40 years later; and prisons are increasingly the only Black

communities where public housing is maintained; 40 years later,

and Death Rows, North and south, are disproportionately Black;

40 years later -- and still white judges and juries sentence Blacks

to eternities in Hell; 40 years later -- and still white (and now Black)

cops wild on Black youth, beating, choking, shooting, and

torturing them -- male *and* female! -- with impunity; 40 years --

and while there may be thousands of Black politicians, there is

precious little Black political power; and much of that lies trapped

within the cage of Democratic politics, where promises are many,

but actions are few.

As Florida proved overwhelmingly, just 'cause you got a

Voting Rights Act, don't mean you got voting rights. It may have

been Rev. King's crowning achievement, but for tens of thousands of

blacks, it's little more than a dead letter.

Under the conditions of this faltering economy, tens of

thousands of Black youth go into the Army, not to fight, but to find

funding for a decent college education.
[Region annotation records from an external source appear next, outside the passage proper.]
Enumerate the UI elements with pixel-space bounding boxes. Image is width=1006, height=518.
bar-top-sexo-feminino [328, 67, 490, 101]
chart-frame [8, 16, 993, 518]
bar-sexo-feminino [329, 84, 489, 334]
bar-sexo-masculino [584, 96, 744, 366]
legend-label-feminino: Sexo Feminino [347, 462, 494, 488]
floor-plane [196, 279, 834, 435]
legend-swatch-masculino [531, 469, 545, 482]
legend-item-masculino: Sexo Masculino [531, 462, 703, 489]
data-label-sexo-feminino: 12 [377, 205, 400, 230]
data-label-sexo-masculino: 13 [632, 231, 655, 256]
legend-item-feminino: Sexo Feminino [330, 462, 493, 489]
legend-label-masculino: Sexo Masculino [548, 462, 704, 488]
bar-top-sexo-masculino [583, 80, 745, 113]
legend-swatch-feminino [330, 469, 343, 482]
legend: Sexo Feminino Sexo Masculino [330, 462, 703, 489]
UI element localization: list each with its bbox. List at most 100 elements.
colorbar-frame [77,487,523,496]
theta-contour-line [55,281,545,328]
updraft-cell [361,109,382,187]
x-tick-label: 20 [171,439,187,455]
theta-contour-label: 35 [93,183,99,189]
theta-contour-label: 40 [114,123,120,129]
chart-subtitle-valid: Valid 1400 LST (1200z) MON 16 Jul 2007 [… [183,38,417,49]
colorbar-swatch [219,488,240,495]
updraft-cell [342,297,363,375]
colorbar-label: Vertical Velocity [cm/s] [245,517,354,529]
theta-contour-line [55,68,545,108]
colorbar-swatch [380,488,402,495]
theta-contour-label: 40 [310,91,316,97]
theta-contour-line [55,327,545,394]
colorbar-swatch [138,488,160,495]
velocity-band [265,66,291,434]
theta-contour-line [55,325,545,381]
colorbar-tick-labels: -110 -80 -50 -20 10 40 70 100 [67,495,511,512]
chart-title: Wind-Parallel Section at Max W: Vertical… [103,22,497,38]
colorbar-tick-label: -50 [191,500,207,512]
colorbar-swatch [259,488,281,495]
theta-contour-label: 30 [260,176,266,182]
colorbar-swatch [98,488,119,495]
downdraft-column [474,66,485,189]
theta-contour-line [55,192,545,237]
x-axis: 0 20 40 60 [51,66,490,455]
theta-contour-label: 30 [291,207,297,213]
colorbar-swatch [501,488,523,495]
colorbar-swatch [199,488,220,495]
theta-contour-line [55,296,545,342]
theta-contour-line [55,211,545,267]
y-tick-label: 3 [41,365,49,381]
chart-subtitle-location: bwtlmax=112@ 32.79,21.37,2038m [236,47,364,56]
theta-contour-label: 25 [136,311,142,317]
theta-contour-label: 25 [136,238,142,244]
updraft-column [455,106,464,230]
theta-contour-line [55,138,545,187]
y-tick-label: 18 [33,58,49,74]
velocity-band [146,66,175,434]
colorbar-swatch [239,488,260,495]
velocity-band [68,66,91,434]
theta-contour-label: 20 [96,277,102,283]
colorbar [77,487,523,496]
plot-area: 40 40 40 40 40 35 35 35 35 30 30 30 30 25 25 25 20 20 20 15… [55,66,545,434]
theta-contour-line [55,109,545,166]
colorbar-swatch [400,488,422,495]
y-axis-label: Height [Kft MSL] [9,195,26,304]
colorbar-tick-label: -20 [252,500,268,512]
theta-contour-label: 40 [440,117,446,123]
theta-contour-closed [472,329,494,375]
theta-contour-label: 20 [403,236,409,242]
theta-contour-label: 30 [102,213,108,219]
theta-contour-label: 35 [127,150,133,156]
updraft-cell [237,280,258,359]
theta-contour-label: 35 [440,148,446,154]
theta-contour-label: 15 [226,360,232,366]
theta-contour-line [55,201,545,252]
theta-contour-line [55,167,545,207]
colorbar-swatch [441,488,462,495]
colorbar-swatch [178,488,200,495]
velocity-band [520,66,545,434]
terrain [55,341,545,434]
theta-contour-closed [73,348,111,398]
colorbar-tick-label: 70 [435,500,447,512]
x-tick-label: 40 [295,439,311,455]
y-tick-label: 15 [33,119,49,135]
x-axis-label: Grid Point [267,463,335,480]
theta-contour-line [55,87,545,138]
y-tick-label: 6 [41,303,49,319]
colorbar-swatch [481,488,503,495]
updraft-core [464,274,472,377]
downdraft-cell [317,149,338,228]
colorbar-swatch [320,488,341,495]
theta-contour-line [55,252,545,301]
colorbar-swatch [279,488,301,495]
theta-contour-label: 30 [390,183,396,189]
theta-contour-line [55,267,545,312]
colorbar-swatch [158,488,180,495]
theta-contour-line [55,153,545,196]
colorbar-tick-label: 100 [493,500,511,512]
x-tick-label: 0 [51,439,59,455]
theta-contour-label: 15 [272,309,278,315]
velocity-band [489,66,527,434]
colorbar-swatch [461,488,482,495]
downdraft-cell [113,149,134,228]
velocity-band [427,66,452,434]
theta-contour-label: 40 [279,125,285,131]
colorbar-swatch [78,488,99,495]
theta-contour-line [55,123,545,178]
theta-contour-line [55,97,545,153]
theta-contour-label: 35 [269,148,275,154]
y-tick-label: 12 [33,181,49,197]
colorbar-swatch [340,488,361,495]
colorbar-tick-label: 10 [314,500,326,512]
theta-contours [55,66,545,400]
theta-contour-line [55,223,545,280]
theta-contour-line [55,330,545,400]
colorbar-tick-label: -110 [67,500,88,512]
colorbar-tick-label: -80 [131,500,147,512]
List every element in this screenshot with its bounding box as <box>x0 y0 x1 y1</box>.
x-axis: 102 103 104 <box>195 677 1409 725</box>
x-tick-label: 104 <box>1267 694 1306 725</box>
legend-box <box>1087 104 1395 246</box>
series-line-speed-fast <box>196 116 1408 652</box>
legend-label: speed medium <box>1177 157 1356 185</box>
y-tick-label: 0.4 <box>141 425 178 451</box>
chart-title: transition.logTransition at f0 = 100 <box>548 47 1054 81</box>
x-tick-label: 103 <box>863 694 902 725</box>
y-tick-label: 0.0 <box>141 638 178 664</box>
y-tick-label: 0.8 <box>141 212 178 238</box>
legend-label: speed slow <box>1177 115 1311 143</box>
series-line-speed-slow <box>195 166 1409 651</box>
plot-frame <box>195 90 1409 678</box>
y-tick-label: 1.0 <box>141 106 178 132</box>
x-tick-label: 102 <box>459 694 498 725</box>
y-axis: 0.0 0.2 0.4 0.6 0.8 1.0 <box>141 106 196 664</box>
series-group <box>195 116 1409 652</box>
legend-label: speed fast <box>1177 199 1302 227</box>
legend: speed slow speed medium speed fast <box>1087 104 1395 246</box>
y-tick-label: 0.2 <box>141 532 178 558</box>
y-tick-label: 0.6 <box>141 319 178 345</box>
Instead, they become cannon

fodder for insane propaganda wars, like the Iraq Adventure; in

defense of an Empire that doesn't give a damn about them.

Meanwhile, it's 40 years later, and Black America, which

once was a deep reservoir of hope, has become a stagnant pool of

despair.

It is not enough for us to gather to praise the past; our

challenge is to mobilize the People to transform our negative and

deadening present.

It is not enough for us to rap and clap about battles won

in the glorious past; it is necessary to mobilize the people to win

the battles that are facing us today!

It is not enough for us to erect a monument that marks what

transpired here some 40 years ago; monuments have a way of being

forgotten, as this new generation has all but forgotten what came

before them; they can't help it; When you talk about an American

Dream, they can't see it, because of the nature of the American

nightmare.

They look out upon an America that is utterly ready to exploit

them, but has never learned how to love them; they look out

on an America that never wanted to educate them; but will not

waste an opportunity to incarcerate them.

They look out at an America that is as alien to them, as

it was to their forefathers 2 score years ago, who were sharecroppers

and dirt farmers, and didn't have the vote. They suffer from a poverty

of the spirit.

They look back into the mists of time, 40 years ago, and

wonder -- what is there to celebrate?